Srinagar, October 01 (KNO) : Joint Resistance Leadership (JRL) comprising Syed Ali Geelani, Mirwaiz Umar Farooq and Muhammad Yasin Malik Monday wrote a letter to UN chief Antonio Guterres ahead of his visit to India and sought his role in the resolution of Kashmir issue. “As you embark on your trip to India, we in the State of Jammu & Kashmir take this opportunity to draw your attention towards the urgency of the need to resolve the dispute over it, which, as you know, Sir, remains on the Agenda of the United Nations.
We draw your attention to three aspects of it,” JRL said in a letter to UN chief. The trio said that India’s refusal to talk was doing unimaginable harm not only to Kashmir, but to the entire South Asian region at a time during which interconnectedness culturally, economically and politically (often termed globalisation) is the driving force in international relations. “We would like to urge you to advocate that New Delhi engage with us in Kashmir and with Pakistan, with whom India’s relations are also deteriorating by the day. We have a right to self-determination. Delhi would like us to abdicate that responsibility before they talk. To cede to that demand would be to concede before talks, rendering talks unnecessary,” the letter said.
They also raised the issue of human rights violations in Jammu and Kashmir, documented recently by the United Nations Commissioner for Human Rights. “The lack of sustained attention by the international community to this aspect of the disputed conflict and not calling India to account on this score, has only succeeded in emboldening its armed forces, enjoying immunity from law causing untold misery for civilian Kashmiris who are forced to live with arbitrary arrest, imprisonment, torture and killings in their everyday lives,” the trio said. “Indian forces continue to shower pellets and bullets indiscriminately on the unarmed civilian population.
According to estimates, more than 16000 people in Kashmir have been seriously injured by pellets while hundreds have been permanently blinded. 14 percent of these victims are below the age of 15,” they said.
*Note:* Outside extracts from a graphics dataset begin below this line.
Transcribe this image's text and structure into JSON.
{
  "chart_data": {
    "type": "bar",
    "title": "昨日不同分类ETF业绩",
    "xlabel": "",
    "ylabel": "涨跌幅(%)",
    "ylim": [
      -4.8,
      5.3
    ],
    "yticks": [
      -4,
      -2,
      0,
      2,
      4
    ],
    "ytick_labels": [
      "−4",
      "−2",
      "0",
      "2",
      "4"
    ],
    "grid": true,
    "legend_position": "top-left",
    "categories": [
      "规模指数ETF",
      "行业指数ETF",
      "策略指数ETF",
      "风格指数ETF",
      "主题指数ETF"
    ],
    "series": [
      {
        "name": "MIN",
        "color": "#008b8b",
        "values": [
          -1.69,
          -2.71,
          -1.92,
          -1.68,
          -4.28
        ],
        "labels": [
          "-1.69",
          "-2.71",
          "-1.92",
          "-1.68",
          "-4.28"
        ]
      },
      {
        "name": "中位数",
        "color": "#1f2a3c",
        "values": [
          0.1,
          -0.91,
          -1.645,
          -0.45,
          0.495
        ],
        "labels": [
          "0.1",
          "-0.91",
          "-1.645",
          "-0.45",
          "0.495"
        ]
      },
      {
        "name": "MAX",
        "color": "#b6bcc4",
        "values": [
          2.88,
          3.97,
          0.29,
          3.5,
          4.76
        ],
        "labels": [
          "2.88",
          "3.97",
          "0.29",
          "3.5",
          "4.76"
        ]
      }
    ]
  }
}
The “campaign of suppression” through daily cordon and search operations (CASO) has become a permanent feature, said the JRL. “During these operations, the forces assault residents and damage their properties. A warlike situation exists in Anantnag, Bandipora, Baramulla, Kulgam, Pulwama and Shopian districts,” the letter said.
It added that Jammu and Kashmir was not a territorial dispute between India and Pakistan. “We would like to assert that it is primarily a question of the rights of the peoples of the State of J&K, and that resolution must be sought within the parameters of that definition as well. In this regard, we would like to emphasise that this facet of the dispute can only be addressed if we, the peoples of the state, are permitted to represent our case and therefore ask you to champion our right to be heard on the dispute as the primary party to it,” said the JRL. “We urge you to take these points into consideration as you engage with the Government of India.”